Transcurrido un rato, justo cuando ya empezaba a entender cómo se siente un conejo cuando «se queda paralizado», Dogger retiró muy despacio la cabeza y cerró la puerta sin hacer ruido.

¿Me habría visto? Y, en el caso de que me hubiera visto, ¿estaba fingiendo que no había sido así?

Aguardé y escuché, pero no me llegó ningún ruido de la habitación de al lado.

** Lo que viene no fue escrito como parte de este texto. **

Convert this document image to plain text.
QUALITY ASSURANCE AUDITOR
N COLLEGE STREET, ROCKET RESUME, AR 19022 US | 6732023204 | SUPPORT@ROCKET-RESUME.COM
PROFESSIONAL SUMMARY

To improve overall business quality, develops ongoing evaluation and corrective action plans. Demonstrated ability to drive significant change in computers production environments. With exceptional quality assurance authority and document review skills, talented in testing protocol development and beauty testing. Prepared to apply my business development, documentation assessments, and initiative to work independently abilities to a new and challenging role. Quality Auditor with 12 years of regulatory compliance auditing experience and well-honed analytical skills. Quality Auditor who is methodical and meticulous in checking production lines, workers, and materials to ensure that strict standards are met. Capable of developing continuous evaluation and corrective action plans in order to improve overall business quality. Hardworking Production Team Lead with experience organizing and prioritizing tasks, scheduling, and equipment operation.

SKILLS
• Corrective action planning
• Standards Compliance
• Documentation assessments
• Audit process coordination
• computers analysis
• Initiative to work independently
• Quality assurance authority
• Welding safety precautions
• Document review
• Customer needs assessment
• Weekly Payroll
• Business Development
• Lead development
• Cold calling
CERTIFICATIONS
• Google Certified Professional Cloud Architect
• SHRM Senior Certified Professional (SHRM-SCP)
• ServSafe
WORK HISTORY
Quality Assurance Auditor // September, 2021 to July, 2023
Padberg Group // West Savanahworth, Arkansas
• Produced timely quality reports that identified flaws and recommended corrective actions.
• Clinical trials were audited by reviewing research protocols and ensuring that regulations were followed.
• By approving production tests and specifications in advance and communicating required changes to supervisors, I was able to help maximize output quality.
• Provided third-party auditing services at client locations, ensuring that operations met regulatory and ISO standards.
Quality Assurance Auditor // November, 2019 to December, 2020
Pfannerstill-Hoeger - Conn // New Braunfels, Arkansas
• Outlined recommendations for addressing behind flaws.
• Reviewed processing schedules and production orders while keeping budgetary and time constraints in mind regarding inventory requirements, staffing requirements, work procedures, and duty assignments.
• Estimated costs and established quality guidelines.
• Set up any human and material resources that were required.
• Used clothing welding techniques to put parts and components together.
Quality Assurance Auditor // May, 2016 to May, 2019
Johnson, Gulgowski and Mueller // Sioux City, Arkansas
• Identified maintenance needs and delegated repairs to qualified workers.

Sabía que Dogger no se quedaría allí mucho, así que cuando consideré que había transcurrido el tiempo suficiente, abrí la puerta y eché un vistazo.

La habitación de papá estaba tal y como yo la había dejado. Los dos relojes seguían marcando el paso del tiempo, pero me pareció -supongo que por el susto- que el tictac se oía mucho más. Al darme cuenta de que disponía de una oportunidad que jamás se me volvería a presentar, empecé la búsqueda utilizando el mismo método que había empleado en el estudio, pero dado que la habitación de papá era tan espartana como seguramente lo fue la tienda de campaña de Leónidas, la verdad es que no me llevó mucho tiempo.

El único libro de la habitación era un catálogo de Stanley Gibbons para una subasta de sellos que iba a celebrarse dentro de tres meses. Le di la vuelta y pasé ávidamente las páginas, pero no encontré nada.

Sorprendentemente, en el armario de papá había muy poca ropa: un par de viejas chaquetas de tweed con coderas de piel (los bolsillos estaban vacíos), dos jerséis de lana y unas cuantas camisas. Rebusqué en los zapatos y en un par de botas militares de agua, pero tampoco encontré nada.

Con una punzada de dolor, me di cuenta de que, aparte de esa ropa, lo único que tenía papá era su traje de los domingos, que seguramente aún llevaba puesto cuando el inspector Hewitt se lo había llevado (me negaba a decir que lo habían «arrestado»).

Tal vez hubiera escondido el Penny Black agujereado en algún otro sitio, como la guantera del Rolls-Royce de Harriet. Que yo supiera, incluso podría haberlo destruido. Y pensándolo bien, la verdad es que tenía sentido. El sello estaba roto y, por tanto, no tenía ningún valor. Había algo en él, sin embargo, que había alterado a papá, así que no era descabellado pensar que le hubiese pegado fuego el mismo viernes, nada más regresar a su habitación.